12期・29冊目 『どこの家にも怖いものはいる』

内容(「BOOK」データベースより)

作家の元に集まった五つの幽霊屋敷話。人物、時代、内容…バラバラなはずなのにある共通点を見つけた時ソレは突然、あなたのところへ現れる。これまでとは全く異なる「幽霊屋敷」怪談に、驚愕せよ。

時代も場所も内容自体もそれぞれバラバラなのに、読んでみると微妙にどこか似た印象を抱く3話の怪談。
作者自身である三津田信三を主人公にして、元々熱心な読者で編集者、怪談話の収集に関しても同好の士である三間坂秋蔵とその3話を繋ぐ結びつき(ミッシングリンク)を探る内容となっています。
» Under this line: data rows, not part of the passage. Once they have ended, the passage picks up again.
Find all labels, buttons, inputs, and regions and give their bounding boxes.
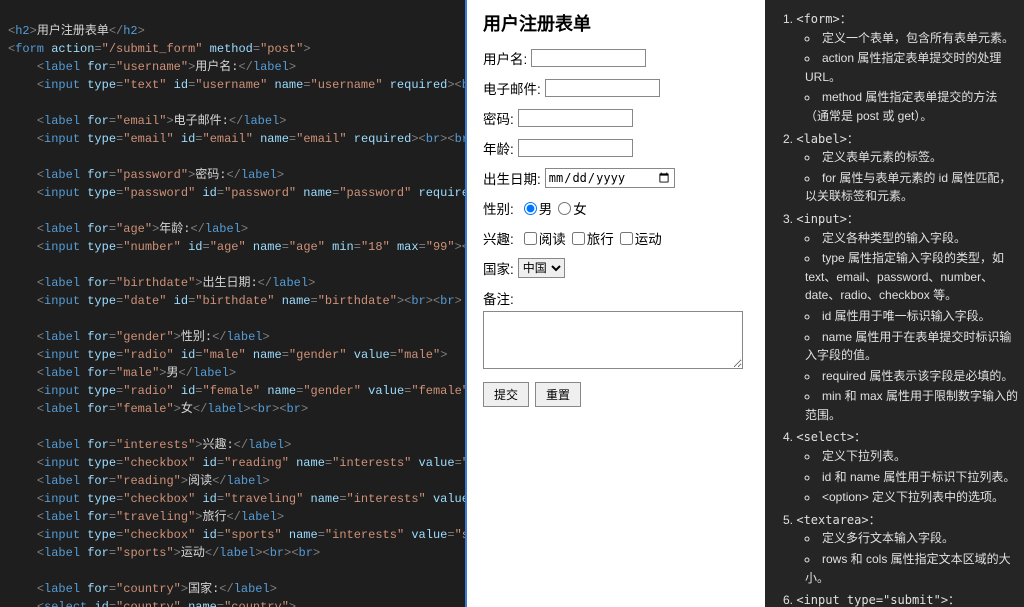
- doc-item-textarea: <textarea>： 定义多行文本输入字段。 rows 和 cols 属性指定…: [783, 511, 1020, 587]
- explanation-panel: <form>： 定义一个表单，包含所有表单元素。 action 属性指定表单提交…: [765, 0, 1024, 607]
- password-input[interactable]: [518, 109, 633, 127]
- email-label: 电子邮件:: [483, 78, 541, 98]
- reset-button[interactable]: [535, 382, 581, 407]
- doc-item-input-head: <input>：: [796, 212, 859, 226]
- gender-female-radio[interactable]: [558, 202, 571, 215]
- doc-item-label: <label>： 定义表单元素的标签。 for 属性与表单元素的 id 属性匹配…: [783, 130, 1020, 206]
- comments-label: 备注:: [483, 292, 514, 307]
- birthdate-label: 出生日期:: [483, 168, 541, 188]
- country-label: 国家:: [483, 258, 514, 278]
- interests-label: 兴趣:: [483, 228, 514, 248]
- gender-female-label: 女: [573, 198, 587, 218]
- doc-item-select-head: <select>：: [796, 430, 866, 444]
- username-label: 用户名:: [483, 48, 527, 68]
- doc-item-select: <select>： 定义下拉列表。 id 和 name 属性用于标识下拉列表。 …: [783, 428, 1020, 506]
- code-editor-panel: <h2>用户注册表单</h2> <form action="/submit_fo…: [0, 0, 465, 607]
- doc-item-submit-head: <input type="submit">：: [796, 593, 960, 607]
- username-input[interactable]: [531, 49, 646, 67]
- comments-textarea[interactable]: [483, 311, 743, 369]
- interest-sports-checkbox[interactable]: [620, 232, 633, 245]
- preview-panel: 用户注册表单 用户名: 电子邮件: 密码: 年龄: 出生日期: 性别: 男 女 …: [465, 0, 765, 607]
- age-input[interactable]: [518, 139, 633, 157]
- form-title: 用户注册表单: [483, 10, 749, 36]
- interest-traveling-checkbox[interactable]: [572, 232, 585, 245]
- email-input[interactable]: [545, 79, 660, 97]
- doc-item-form-head: <form>：: [796, 12, 851, 26]
- doc-item-textarea-head: <textarea>：: [796, 513, 880, 527]
- interest-reading-checkbox[interactable]: [524, 232, 537, 245]
- interest-sports-label: 运动: [635, 228, 662, 248]
- gender-male-radio[interactable]: [524, 202, 537, 215]
- doc-item-form: <form>： 定义一个表单，包含所有表单元素。 action 属性指定表单提交…: [783, 10, 1020, 126]
- birthdate-input[interactable]: [545, 168, 675, 188]
- country-select[interactable]: 中国: [518, 258, 565, 278]
- gender-label: 性别:: [483, 198, 514, 218]
- interest-reading-label: 阅读: [539, 228, 566, 248]
- doc-item-submit: <input type="submit">： 定义提交按钮，用于提交表单数据。: [783, 591, 1020, 607]
- doc-item-input: <input>： 定义各种类型的输入字段。 type 属性指定输入字段的类型，如…: [783, 210, 1020, 425]
- submit-button[interactable]: [483, 382, 529, 407]
- password-label: 密码:: [483, 108, 514, 128]
- doc-item-label-head: <label>：: [796, 132, 859, 146]
- gender-male-label: 男: [539, 198, 553, 218]
- interest-traveling-label: 旅行: [587, 228, 614, 248]
- age-label: 年龄:: [483, 138, 514, 158]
一つ目は新しく引っ越してきたばかりの一軒家で部屋を与えられたばかりの幼い娘が壁の向こうにキヨちゃんという存在がいると言い出した後、仲良くなったばかりの男の子が頻繁に遊びに来ていたと思ったら、いきなり失踪してしまった話。
二つ目は昭和初めに森で友達と遊んでいた少年が割れ女*1に追いかけられて、森を出て晨鶏屋敷に隠れるが、割れ女執念深く追いかけてきて、結局蔵の中で見つかってしまうという話。
三つ目は事故物件のアパートに当たってしまった大学生の恐怖体験。屋根の上で老婆が踊っていた晩にたまたま遊びに来ていた中学生がおかしくなって救急車に運ばれた後、砂利や小石が空から落ちてくるような音が聞こえてくる。大家が言うには、このアパートには子供がいると触りがあるから子供連れの入居はお断りしているとか。大学生は年齢的に当てはまらないはずだが、妙に童顔なので…。


子供が犠牲となっていること、怪異の際には「ジャッ、ジャッ」という奇妙な音がする点が共通点とはなっていますが、それは単なる偶然なのか、あるいは人か物が移動した際に怪異譚として伝播したのか。まだこの時点では繋がりは掴めません。
しかし、三間坂秋蔵が見つけてきたドキュメンタリーとも小説とも決め難い作者自身が体験したという内容の「光子の家を訪ねて」と三津田信三自身が参考資料として入手し、忘れていた私家本より「或る狂い女のこと」が出てくるに至り、怪異の根源が判明し、ミッシングリンクが主人公の考察により明らかになる!といった展開。
様々な出所の怪談話とはいえ、家と女と子供というキーワード以外にどうやって結びつくのか探っていき、やがて推理は一つの結論へと辿りつく。そんな展開がどことなく小野不由美残穢」に近いです。
それぞれの話にはそれなりの怖さは感じるのですが、淡々としすぎて個人的には恐怖は薄かったです。
奇妙な偶然の一致とか、時代を超えて祟りが蘇るとかっていかにも怪談らしくて興味深い点はありますが。
最後の考察は多少強引さ*2はあっても、充分面白くて納得はできますね。
場所が関係するようなので、”そこ”に行きさえしなければ大丈夫だと思うのですが…。
あと、表紙はハズレですね。人を持ってくるより、文庫版『黒い家』のような暗くて不気味さを感じるイラストの方が良かった気がします。

黒い家 (角川ホラー文庫)

黒い家 (角川ホラー文庫)

*1:顔が縦に裂けている女。最初は口裂け女みたいな存在かと思った。